Red Tractor Week got off to a flying start on Monday 9th July, with four MPs racing tractors across the famous East Piazza in London’s Covent Garden.
The high profile press launch and photo-call kicks off a week of regional events to promote the Red Tractor logo to shoppers. Fronted by celebrity chef, James Tanner, the week is being backed by major retailers and supermarkets including Tesco, Sainsbury’s and Budgens, which will all support the Red Tractor logo with recipes, tastings and in-store promotions on British food.
“Red Tractor Week is a great opportunity for Assured Food Standards and its partners to really get behind the mark and help drive the scheme forward,” says Colin Smith, Assured Food Standards’ Chairman.
“Since its launch seven years ago, our independent scheme has brought together leading producers, processors and retailers in an unprecedented industry alliance, working to maintain and improve food production standards at every stage from farm to pack.”
The Red Tractor logo is becoming increasingly established in food buyers’ eyes as an instantly recognisable sign of food produced to strict standards of food safety, hygiene and animal welfare. The Union flag in the logo also indicates it has been farmed and packed in the UK.
In the past year 68,000 Red Tractor farmers produced £5.3 billion worth of UK food carrying the logo, accounting for 66% to 95% of fresh farm produce.
During the Covent Garden launch the four MPs raced across the East Piazza on compact Massey Ferguson tractors. The company has supported Red Tractor from its inception.
“We recognise the food chain is now completely integrated – nobody stands alone,” says David Sleath, Massey Ferguson’s Sales Director, UK and Ireland.
“Farm produce must not be treated as a commodity. All producers need to stand together with processors, packers and the retailers to ensure the message about the high quality standards in UK food production, which the Red Tractor symbolises, reaches shoppers.”
“This is how they will compete on a global scale and secure markets for sustainable, high quality and traceable food that will help to safeguard a long term profitable future.”
Lembit Öpik, the irrepressible MP for Montgomeryshire, brought his renowned enthusiasm to the launch.
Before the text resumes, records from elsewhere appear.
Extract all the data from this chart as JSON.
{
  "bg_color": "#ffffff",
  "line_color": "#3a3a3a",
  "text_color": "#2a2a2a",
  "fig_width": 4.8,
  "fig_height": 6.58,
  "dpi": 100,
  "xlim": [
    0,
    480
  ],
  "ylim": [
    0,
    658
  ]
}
The media-savvy MP attracted huge attention from the gathered press and used the opportunity well to promote Red Tractor and British food standards.
“I may not have won this tractor race,” he says.
“But the real competition is on the supermarket shelves and I would encourage shoppers to rush to buy this superb produce carrying the Red Tractor Logo that’s guaranteed to be great.”
A more restrained Lord Rupert Redesdale showed his rural roots by winning the MP’s tractor challenge.
“I am supporting this initiative because I feel Red Tractor is absolutely vital in helping to promote British food and assuring buyers that it is produced to strict standards, which are monitored by independent assessors. And with so many labels in the shops we need to do everything we can to ensure the Red Tractor becomes the most identifiable brand.”
MP Tim Farron says he is encouraged by seeing the Red Tractor logo in the fields in his Westmorland and Lonsdale constituency.
“It is a great idea that helps to promote British food to shoppers. They see the logo in the fields and make the connection in the supermarket. I really hope to see the scheme grow and become the recognisable symbol that represents all that’s good about British meat and produce,” he says.
“I don’t just look for the Red Tractor on all the food I buy, but also check to see it has been grown by farmers in my constituency,” explains Nadine Dorries, MP for Mid Bedfordshire.
“Only 17% of the land in my area is built on. The rest is farmland, which produces a wide range of quality food from grain and chickens through to vegetables and salads. I know how hard these farms work to produce food to the highest standards and, indeed, what they need to do to qualify to use the Red Tractor Logo. This is why I am here today, supporting the scheme.”